I wasn't aware amps even used slowblows. I don't know too much about amps and electrics though....Would the slowblow fuse be the one right off the power line before the transformer?
 
dementedchord said:
WTF kinda amp was that??? the only tube transistor amps i've ever worked on used tubes in the front and solidstate out puts never the other way around.... and if you did build an amp like that i cant think of a way to overload the tubes to the popint of distroying an output tranny...

Music Man amps have the solid state preamp & tube power amp as well, and a 1/2 power tap on the tranformer also..
 
antispatula said:
oh and slowblow fuses are usually meant for cars. When the car (or whatever is powering up) powers up, a crapload of current bursts through the fuse, then lowers back down to the reguar amprage. Sloblo's are meant to be able to indure huge spikes of current, as long as it isn't for a long period of time.

Fast-acting fuses blow immediately if too much current runs through it.

I wasn't aware amps even used slowblows. I don't know too much about amps and electrics though....Would the slowblow fuse be the one right off the power line before the transformer?
Don't bother trying to generalize this. It varies all over the place. Where there will be surges as part of the load, they build it in. Motors, incoming mains, where ever. There is a hole range out there between the typical ones we see in amps, 'fast, faster, some with specific time/power curves.
 
can only say i've never seen one like that... the ones i have seen were like the hartke which uses a tube in the front then the rest is solid state... and anyhow a hybrid like that should be either capactive or transformer coupled and subsequently would not overdrive the output to that degree... (mostlikely caused by a dc'ing driver) YMMV
 
dementedchord said:
sorry i guess the guy's i've worked for were smart enough not to do this....

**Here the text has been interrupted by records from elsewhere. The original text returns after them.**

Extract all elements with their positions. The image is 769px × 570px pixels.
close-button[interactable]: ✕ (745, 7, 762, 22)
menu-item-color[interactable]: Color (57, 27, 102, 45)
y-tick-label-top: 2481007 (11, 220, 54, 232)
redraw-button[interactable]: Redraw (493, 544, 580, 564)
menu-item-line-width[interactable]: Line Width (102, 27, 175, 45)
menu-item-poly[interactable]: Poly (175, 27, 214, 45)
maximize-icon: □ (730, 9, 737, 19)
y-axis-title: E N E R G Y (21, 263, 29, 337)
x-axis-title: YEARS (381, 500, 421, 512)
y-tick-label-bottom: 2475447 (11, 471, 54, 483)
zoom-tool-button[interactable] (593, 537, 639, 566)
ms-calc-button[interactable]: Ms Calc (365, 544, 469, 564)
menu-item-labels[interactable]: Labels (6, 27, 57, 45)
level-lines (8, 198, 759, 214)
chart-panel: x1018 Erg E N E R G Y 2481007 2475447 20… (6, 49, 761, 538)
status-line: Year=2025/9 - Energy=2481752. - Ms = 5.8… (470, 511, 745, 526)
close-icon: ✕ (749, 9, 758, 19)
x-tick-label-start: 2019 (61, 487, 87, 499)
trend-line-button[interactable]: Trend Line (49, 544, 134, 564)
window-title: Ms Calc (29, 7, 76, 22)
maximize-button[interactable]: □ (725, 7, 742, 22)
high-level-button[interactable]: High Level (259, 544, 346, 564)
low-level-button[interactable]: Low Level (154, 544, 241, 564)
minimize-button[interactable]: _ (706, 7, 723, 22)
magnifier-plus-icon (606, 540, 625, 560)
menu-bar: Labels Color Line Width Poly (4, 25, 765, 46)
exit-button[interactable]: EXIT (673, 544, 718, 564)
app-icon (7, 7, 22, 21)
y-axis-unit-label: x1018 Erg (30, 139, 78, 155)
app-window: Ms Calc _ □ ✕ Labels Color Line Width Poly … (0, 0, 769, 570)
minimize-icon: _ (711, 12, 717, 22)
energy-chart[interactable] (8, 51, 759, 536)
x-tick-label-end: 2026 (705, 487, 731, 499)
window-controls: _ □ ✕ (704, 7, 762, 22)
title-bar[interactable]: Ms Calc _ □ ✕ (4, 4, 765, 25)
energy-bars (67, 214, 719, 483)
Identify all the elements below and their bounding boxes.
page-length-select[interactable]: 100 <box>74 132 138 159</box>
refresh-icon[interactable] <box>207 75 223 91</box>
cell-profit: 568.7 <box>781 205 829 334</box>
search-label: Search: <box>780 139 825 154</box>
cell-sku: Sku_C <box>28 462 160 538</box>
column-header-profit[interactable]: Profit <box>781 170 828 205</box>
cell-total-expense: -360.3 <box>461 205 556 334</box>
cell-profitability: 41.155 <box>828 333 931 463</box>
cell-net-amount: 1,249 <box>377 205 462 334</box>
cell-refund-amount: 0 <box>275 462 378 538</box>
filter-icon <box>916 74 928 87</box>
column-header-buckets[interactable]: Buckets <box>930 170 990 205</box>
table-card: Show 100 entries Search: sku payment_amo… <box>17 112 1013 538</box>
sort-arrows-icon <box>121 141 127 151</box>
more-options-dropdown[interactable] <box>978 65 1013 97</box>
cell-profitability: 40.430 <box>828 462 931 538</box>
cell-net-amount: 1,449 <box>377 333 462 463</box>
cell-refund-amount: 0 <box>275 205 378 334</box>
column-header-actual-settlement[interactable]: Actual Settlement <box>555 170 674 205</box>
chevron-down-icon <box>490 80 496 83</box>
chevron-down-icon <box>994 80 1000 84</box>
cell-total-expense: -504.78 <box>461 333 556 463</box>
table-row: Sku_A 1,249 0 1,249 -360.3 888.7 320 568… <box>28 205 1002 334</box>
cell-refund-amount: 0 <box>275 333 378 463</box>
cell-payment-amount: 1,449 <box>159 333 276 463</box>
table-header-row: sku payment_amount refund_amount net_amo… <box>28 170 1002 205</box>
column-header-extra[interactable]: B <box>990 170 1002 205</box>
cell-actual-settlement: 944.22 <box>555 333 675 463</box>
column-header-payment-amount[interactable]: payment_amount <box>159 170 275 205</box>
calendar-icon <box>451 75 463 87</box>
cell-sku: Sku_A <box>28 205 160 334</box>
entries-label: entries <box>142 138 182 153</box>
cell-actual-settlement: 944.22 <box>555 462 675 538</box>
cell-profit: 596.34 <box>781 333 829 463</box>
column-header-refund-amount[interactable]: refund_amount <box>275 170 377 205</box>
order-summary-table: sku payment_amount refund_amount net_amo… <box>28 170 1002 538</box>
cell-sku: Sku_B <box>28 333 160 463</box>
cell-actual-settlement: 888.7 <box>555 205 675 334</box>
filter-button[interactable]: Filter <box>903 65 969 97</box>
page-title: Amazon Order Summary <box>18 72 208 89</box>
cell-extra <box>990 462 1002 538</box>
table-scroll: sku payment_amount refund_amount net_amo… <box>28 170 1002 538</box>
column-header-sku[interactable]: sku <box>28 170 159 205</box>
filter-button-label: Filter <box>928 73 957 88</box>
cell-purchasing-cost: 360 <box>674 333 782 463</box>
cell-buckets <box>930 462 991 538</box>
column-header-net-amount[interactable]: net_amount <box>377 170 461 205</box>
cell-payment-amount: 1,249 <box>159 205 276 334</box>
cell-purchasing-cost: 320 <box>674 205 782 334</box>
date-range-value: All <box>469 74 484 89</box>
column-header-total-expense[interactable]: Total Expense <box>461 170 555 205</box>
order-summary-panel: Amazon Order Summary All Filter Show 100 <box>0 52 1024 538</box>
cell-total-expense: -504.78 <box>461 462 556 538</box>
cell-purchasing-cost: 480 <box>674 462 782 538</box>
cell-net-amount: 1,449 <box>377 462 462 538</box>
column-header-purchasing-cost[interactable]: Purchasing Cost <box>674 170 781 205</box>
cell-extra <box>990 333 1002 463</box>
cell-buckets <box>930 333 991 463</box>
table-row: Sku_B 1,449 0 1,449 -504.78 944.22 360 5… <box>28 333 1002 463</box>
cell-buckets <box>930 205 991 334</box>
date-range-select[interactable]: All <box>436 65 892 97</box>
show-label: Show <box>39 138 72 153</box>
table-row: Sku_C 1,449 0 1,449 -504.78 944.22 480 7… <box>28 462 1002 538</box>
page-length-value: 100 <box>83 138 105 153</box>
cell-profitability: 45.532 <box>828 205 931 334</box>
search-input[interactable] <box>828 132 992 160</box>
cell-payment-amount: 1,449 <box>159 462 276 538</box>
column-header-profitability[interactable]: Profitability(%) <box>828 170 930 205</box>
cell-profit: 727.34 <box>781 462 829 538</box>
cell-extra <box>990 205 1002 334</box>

Hey! I resemble that remark! ;^)
 
antispatula said:
oh and slowblow fuses are usually meant for cars.

I have owned lots of cars and done electrical work on all of them, and I have yet to encounter a single slo-blo fuse in any of them. What you say is true about the way they work, but cars (the ones that I've known) don't use them. As a matter of fact, I've tried to buy slo-blo fuses for my amps at auto parts houses, and they never have them.

Slo-blo fuses are used for applications where there are big capacitors that charge up on powerup (like the filter caps in an amp) or high torque electric motors that pull lots of amps before they get moving.
 
ggunn said:
I have owned lots of cars and done electrical work on all of them, and I have yet to encounter a single slo-blo fuse in any of them. What you say is true about the way they work, but cars (the ones that I've known) don't use them. As a matter of fact, I've tried to buy slo-blo fuses for my amps at auto parts houses, and they never have them.

Slo-blo fuses are used for applications where there are big capacitors that charge up on powerup (like the filter caps in an amp) or high torque electric motors that pull lots of amps before they get moving.

Or transformer inputs or..............

Any device that has a substantial inrush current on power-up.